Właśnie dziewczyny! A ja Wam pisałam, że pani wet powiedziała, że jak będziemy już w lepszej formie to trzeba Quazarkowi przebadać tarczycę, bo jak dla niej to są chyba jakieś zmiany w niej?
Damy radę z chorobami. Z moim obliczeń wynika, że Qua miał jeszcze nieprzebadane tak dobrze to serce, układ nerwowy, płuca i mózg. Dużo rzeczy do wykrywania. Poza tym powinniśmy zbadać nożynki słodkie iksowate. Ale to wszystko nie jest istotne.
Przy nadmiarze testosteronu też się gubi włosy! On na pewno ma problem z testosteronem! A gdyby miał łyse placki o rety, zapowiadam stanowczo, że gdyby Qua miał łyse placki to bym oszalała.

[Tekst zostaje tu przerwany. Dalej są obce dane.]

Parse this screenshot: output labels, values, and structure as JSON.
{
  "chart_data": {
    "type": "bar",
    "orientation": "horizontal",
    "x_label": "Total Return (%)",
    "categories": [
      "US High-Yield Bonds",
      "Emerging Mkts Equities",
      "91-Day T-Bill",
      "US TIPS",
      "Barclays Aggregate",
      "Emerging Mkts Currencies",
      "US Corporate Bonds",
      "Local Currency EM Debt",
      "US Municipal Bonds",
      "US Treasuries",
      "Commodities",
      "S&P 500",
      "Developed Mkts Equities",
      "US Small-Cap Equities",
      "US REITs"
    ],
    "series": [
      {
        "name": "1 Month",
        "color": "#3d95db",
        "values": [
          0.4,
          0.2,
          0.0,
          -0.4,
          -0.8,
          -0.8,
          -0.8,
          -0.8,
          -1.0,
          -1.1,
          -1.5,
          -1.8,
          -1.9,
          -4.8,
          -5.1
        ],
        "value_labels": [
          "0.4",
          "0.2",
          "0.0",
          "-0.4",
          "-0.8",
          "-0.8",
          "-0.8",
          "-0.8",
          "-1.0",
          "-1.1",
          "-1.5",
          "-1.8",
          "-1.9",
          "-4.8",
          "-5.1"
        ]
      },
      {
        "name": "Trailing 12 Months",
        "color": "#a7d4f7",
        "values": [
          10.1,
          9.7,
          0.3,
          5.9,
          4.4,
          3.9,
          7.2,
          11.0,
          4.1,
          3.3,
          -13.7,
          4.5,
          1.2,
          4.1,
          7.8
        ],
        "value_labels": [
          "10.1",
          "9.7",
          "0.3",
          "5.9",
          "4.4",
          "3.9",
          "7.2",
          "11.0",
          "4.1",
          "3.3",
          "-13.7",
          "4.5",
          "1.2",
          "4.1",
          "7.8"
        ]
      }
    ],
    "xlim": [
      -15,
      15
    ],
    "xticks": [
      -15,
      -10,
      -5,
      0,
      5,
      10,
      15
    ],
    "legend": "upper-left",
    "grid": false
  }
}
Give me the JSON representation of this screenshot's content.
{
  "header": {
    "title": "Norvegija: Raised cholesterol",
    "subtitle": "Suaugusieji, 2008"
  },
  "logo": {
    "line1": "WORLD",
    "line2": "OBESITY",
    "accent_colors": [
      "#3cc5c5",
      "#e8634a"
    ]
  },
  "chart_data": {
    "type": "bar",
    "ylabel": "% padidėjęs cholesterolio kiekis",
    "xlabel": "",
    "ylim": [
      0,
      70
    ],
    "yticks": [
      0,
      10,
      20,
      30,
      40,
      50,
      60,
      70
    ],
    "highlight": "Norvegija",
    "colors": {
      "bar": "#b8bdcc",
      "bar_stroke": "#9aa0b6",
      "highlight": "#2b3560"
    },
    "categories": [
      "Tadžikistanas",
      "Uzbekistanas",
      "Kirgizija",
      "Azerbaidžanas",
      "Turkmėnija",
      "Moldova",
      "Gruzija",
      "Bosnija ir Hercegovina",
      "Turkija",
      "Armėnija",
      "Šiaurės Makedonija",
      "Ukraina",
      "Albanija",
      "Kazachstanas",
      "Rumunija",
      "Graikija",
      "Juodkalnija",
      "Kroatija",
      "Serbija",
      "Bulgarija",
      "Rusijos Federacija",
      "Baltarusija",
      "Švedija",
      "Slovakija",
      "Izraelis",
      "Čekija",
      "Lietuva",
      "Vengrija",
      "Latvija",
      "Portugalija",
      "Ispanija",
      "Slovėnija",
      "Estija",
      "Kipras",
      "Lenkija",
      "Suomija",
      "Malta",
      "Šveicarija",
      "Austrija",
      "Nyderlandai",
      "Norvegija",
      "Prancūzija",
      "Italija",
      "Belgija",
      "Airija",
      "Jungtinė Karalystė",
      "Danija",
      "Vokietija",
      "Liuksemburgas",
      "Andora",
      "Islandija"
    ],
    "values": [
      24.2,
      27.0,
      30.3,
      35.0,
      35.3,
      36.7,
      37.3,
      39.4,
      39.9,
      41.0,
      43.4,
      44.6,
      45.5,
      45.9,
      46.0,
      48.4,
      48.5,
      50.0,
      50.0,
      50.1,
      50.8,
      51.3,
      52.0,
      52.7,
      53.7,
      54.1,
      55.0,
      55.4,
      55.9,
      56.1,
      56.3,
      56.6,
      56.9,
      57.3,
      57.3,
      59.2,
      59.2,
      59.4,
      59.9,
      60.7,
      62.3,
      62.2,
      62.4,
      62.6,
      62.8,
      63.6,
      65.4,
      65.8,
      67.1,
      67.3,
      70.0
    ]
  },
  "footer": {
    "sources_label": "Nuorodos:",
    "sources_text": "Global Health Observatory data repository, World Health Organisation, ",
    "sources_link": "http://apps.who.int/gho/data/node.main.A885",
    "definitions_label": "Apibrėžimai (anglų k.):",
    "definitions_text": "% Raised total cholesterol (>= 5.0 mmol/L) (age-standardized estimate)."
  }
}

Ale jestem dzielna! Bo Qua ma niedoleczalne ucho (pani wet jak to usłyszała to zasugerowała cukrzycę, serdecznie podziękowaliśmy za cukrzycę wybierając zwykłe problemy z gojeniem) w sensie, że ma ucho, które odkąd u mnie jest źle wygląda. A jak są jeszcze fazy gorszego samopoczucia i chorób, to uszyska wyglądają jakby była w nich niezła kolekcja świeżba (kilku wetów sprawdzało to nie jest świeżb)... ja nieskromnie powiem, że uważam, że jestem wytrzymała. Aaa no i Qua ma grzyba!

przy pazurkach, ale to jest nieleczalny grzyb.
Joanno wrócę do domu i sprawdzę. Jednak na tyle na ile znam tego dziada białoburego to niestety nie ma co ukrywać... skrzywi się (próbka skrzywień widoczna na zdjęciach), spojrzy na mnie jak na upośledzoną i schowa się albo pod fotelem albo pod kocykiem, bo może takie pomysły to jakaś choroba zaraźliwa.